International Association for Cryptologic Research

International Association
for Cryptologic Research

IACR News item: 07 August 2022

Aviv Yaish, Gilad Stern, Aviv Zohar
ePrint Report ePrint Report
We present an attack on Ethereum's consensus mechanism which can be used by miners to obtain consistently higher mining rewards compared to the honest protocol. This attack is novel in that it does not entail withholding blocks or any behavior which has a non-zero probability of earning less than mining honestly, in contrast with the existing literature. This risk-less attack relies instead on manipulating block timestamps, and carefully choosing whether and when to do so.
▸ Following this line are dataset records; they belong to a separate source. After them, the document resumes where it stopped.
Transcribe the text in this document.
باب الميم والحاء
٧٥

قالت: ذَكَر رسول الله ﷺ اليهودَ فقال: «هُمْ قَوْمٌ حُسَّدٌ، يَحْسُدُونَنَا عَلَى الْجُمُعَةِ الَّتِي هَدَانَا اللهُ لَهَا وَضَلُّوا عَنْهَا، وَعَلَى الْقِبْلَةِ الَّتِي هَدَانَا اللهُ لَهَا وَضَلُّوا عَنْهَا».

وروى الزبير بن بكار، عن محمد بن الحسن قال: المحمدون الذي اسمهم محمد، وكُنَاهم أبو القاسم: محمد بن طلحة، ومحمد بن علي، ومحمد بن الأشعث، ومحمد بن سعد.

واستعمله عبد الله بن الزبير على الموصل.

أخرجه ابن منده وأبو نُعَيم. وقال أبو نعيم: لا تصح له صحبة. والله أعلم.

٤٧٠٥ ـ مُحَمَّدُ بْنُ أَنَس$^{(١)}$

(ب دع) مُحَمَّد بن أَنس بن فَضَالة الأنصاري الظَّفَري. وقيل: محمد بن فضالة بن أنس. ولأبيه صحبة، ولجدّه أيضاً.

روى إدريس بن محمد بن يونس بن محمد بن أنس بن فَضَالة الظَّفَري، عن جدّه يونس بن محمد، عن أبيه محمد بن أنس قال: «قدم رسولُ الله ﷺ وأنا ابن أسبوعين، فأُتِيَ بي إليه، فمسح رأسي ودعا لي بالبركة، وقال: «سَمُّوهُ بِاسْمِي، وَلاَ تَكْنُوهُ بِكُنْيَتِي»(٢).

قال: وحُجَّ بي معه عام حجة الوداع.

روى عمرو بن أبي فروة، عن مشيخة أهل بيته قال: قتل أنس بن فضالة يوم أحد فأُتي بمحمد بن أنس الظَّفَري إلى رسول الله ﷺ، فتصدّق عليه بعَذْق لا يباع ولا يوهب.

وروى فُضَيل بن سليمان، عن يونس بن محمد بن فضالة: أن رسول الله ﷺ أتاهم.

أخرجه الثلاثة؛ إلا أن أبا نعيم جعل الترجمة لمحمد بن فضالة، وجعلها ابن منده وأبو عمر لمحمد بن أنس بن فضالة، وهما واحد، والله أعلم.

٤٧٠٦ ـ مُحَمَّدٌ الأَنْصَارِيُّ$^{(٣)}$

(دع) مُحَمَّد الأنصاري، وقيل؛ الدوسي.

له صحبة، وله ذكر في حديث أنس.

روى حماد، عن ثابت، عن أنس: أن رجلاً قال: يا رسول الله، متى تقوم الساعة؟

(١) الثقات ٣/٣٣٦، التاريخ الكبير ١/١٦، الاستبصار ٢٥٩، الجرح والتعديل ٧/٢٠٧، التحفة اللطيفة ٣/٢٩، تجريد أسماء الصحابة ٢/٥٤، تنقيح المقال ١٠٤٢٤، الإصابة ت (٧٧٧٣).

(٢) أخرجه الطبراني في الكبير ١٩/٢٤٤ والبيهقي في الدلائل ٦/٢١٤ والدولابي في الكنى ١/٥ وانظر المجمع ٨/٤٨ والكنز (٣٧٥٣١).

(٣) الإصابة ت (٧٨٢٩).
We present this attack as an algorithm, which we then analyze to evaluate the revenue a miner obtains from it, and its effect on a miner's absolute and relative share of the main-chain blocks. The attack allows an attacker to replace competitors' main-chain blocks after the fact with a block of its own, thus causing the replaced block's miner to lose all transactions fees for the transactions contained within the block, which will be demoted from the main-chain. This block, although ``kicked-out'' of the main-chain, will still be eligible to be referred to by other main-chain blocks, thus becoming what is commonly called in Ethereum an uncle. We proceed by defining multiple variants of this attack, and assessing whether any of these attacks has been performed in the wild. Surprisingly, we find that this is indeed true, making this the first case of a confirmed consensus-level manipulation performed on a major cryptocurrency. Additionally, we implement a variant of this attack as a patch for geth, Ethereum's most popular client, making it the first consensus-level attack on Ethereum which is implemented as a patch. Finally, we suggest concrete fixes for Ethereum's protocol and implemented them as a patch for geth which can be adopted quickly and mitigate the attack and its variants.